Some of the business assistance that Mayor Schwartzkopf provided as a result of his visits included providing increased police presence to an outlying industrial neighborhood, removing street parking to help reduce traffic congestion, modernizing street lighting, and dispatching city engineers to inspect the quality of a storm sewer near a steel company.

This type of support for the local business community is very similar to what we see today from cities involved in NLC’s Big Ideas for Small Business network. Our recent report on small business development highlights two key strategies for developing a business-friendly climate – proactively engaging the local business community and creating advisory councils with representation from small business.

As we highlight in the report, the city of Seattle’s Business Retention and Expansion Program (BREP) strives to retain and grow early-stage business through proactive outreach initiatives. The city staff who lead BREP aim to provide 250 businesses with direct assistance every year. The Seattle program has already helped hundreds of businesses find funding opportunities, select new site locations, and navigate government regulations.

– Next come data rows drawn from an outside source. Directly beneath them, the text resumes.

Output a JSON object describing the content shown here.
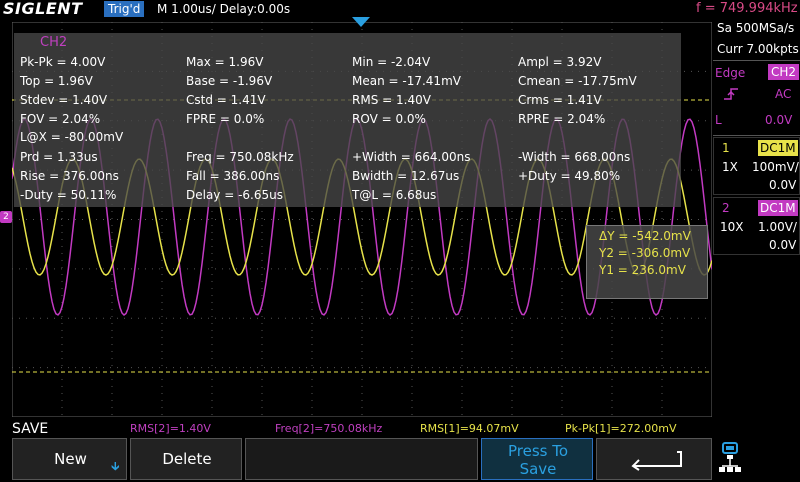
{
  "header": {
    "brand": "SIGLENT",
    "trigger_state": "Trig'd",
    "timebase": "M 1.00us/  Delay:0.00s",
    "frequency": "f = 749.994kHz"
  },
  "measurements": {
    "channel": "CH2",
    "rows": [
      [
        "Pk-Pk = 4.00V",
        "Max = 1.96V",
        "Min = -2.04V",
        "Ampl = 3.92V"
      ],
      [
        "Top = 1.96V",
        "Base = -1.96V",
        "Mean = -17.41mV",
        "Cmean = -17.75mV"
      ],
      [
        "Stdev = 1.40V",
        "Cstd = 1.41V",
        "RMS = 1.40V",
        "Crms = 1.41V"
      ],
      [
        "FOV = 2.04%",
        "FPRE = 0.0%",
        "ROV = 0.0%",
        "RPRE = 2.04%"
      ],
      [
        "L@X = -80.00mV",
        "",
        "",
        ""
      ],
      [
        "Prd = 1.33us",
        "Freq = 750.08kHz",
        "+Width = 664.00ns",
        "-Width = 668.00ns"
      ],
      [
        "Rise = 376.00ns",
        "Fall = 386.00ns",
        "Bwidth = 12.67us",
        "+Duty = 49.80%"
      ],
      [
        "-Duty = 50.11%",
        "Delay = -6.65us",
        "T@L = 6.68us",
        ""
      ]
    ]
  },
  "cursor": {
    "delta_y": "ΔY = -542.0mV",
    "y2": "Y2 = -306.0mV",
    "y1": "Y1 = 236.0mV"
  },
  "right_panel": {
    "sample_rate": "Sa 500MSa/s",
    "memory": "Curr 7.00kpts",
    "trigger_type": "Edge",
    "trigger_source": "CH2",
    "coupling": "AC",
    "level_label": "L",
    "level_value": "0.0V",
    "ch1": {
      "num": "1",
      "coupling": "DC1M",
      "probe": "1X",
      "scale": "100mV/",
      "offset": "0.0V"
    },
    "ch2": {
      "num": "2",
      "coupling": "DC1M",
      "probe": "10X",
      "scale": "1.00V/",
      "offset": "0.0V"
    }
  },
  "status": {
    "menu_title": "SAVE",
    "items": [
      {
        "text": "RMS[2]=1.40V",
        "color": "#c040c0"
      },
      {
        "text": "Freq[2]=750.08kHz",
        "color": "#c040c0"
      },
      {
        "text": "RMS[1]=94.07mV",
        "color": "#e6e24a"
      },
      {
        "text": "Pk-Pk[1]=272.00mV",
        "color": "#e6e24a"
      }
    ]
  },
  "softkeys": {
    "new": "New",
    "delete": "Delete",
    "press_to_save": "Press To Save",
    "back_icon": "return-arrow-icon"
  },
  "colors": {
    "ch1": "#e6e24a",
    "ch2": "#c23ac2",
    "accent": "#2a6fbf"
  }
}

In Cincinnati, the city formed a Small Business Advisory Committee (SBAC) as a mechanism for the local small business community to advise city officials on policies and programs. The SBAC voices the concerns of business owners and works in collaboration with city officials to find solutions to common problems. One of the city’s accomplishments since the establishment of the SBAC has been to streamline the permitting process by creating “jump teams” of city employees that work in coordination to assist small businesses.

While the economic landscape has evolved in many ways since 1968, Mayor Schwartzkopf from Lincoln knew back then what remains important today: getting the business friendly basics right is critical to supporting and growing local businesses. NLC is grateful to still be providing research, education and best practices about how cities can do just this.